How should physicians go about doing that? They can start by perusing established conflict-of-interest policies, such as those provided at academic medical centers or by associations such as AAMC.
—Heather Pierce, JD, MPH
If you work for an academic medical center, you must comply with their institution’s policy. Indeed, you may have to justify data that appears in the Open Payments database to your institution. “For us, it’s another data source,” Dr. Barnes said. “We do query the database.”
Moreover, physicians should also think through what different financial transactions or relationships might entail. “Industry has a different goal than physicians—they’re beholden to shareholders,” said Dr.

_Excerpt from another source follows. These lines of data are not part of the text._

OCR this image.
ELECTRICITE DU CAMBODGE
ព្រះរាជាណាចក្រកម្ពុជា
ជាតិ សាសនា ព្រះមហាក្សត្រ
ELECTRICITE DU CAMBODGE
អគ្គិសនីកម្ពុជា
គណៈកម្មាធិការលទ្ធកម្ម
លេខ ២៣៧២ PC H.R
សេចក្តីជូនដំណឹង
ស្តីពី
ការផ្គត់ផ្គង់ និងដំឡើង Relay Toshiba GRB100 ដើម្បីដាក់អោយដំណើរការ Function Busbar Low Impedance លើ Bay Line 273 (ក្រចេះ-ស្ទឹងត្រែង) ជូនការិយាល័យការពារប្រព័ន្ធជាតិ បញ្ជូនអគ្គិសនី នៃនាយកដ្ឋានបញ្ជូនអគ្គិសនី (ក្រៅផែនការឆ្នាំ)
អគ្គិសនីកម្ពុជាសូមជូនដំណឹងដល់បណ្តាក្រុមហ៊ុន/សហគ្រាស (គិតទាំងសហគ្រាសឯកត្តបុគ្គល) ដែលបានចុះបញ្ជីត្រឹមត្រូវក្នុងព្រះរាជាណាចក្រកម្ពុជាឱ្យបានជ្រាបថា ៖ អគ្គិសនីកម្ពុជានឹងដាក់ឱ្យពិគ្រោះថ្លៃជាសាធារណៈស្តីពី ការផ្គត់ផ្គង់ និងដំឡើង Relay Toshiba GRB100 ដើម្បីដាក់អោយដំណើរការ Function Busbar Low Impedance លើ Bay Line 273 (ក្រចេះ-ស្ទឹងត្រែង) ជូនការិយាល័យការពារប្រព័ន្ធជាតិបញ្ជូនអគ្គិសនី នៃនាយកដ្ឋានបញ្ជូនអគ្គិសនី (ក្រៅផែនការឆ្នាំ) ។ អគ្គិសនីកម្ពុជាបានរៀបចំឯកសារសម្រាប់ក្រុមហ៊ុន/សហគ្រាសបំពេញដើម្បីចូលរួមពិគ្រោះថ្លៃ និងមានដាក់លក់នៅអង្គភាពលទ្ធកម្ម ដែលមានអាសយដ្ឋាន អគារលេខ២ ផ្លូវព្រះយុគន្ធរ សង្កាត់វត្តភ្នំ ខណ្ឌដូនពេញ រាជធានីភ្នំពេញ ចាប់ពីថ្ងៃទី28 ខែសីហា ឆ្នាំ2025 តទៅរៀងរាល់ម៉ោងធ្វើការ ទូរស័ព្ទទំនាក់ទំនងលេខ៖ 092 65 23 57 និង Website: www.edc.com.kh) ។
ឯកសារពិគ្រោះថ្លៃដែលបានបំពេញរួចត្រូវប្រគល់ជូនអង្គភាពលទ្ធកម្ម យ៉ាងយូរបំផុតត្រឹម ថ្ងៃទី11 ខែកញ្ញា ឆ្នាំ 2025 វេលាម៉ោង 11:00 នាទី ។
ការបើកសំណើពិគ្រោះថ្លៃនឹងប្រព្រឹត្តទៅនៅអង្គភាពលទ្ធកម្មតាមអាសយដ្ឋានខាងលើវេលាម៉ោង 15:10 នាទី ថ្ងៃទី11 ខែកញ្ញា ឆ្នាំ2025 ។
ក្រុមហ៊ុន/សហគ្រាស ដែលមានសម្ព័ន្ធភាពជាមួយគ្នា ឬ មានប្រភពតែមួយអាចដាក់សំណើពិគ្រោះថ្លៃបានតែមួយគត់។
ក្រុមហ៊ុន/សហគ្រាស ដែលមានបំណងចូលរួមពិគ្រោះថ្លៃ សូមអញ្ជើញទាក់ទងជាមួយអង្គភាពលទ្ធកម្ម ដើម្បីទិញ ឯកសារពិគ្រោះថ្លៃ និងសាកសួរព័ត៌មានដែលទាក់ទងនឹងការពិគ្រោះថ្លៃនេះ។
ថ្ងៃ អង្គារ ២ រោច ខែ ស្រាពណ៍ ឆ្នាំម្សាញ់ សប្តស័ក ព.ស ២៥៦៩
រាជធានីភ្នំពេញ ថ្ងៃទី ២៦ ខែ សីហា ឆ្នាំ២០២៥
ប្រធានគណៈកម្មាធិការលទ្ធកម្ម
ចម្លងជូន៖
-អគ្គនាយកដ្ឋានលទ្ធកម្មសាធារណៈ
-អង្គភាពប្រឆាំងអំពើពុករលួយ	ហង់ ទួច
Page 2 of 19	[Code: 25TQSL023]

Nielsen. “whereas physicians’ primary goal is patient health. That must be put ahead of one’s own financial or professional interests.”
There is certainly evidence that physicians can be biased by transfers of value. Indeed, these biases can be subconscious unless doctors take the time to think through them. Awareness offers some protection against undue influence. So one question to ask yourself is who benefits from the relationship. Is it you or your patients?
—Barbara Barnes, MD
“You should know what your data look like, why they’re there, and how to explain them,” Pierce said. Most importantly, she added, you should decide whether you want that kind of payment or not. “Are you enthusiastic about the choices you’ve made? Are you willing to talk about those choices, those interactions?” Another litmus test, said Dr. Nielsen, is to “avoid relationships or transfers of value that you’re not willing to read about in a front page news story.”
Associations such as AAO-HNS and AAMC provide their members with resources and fact sheets to help address these issues. They can also act as “firewalls” between industry and physicians, serving as middlemen in a sense, by contracting for unrestricted funds for educational and research activities, said Dr. Nielsen.
Academic medical centers have supports in place for their faculty, such as staff members who review consulting agreements and make sure they are consistent with the institution’s policy. Dr. Barnes recommends that physicians in private practice have someone else review their agreements: “What are the terms? What are you obligating yourself to?”
“This is an opportunity for physicians to acknowledge and talk about the payments they receive and [think about] why they’re important,” Pierce said.
Jill Adams is a freelance medical writer based in New York.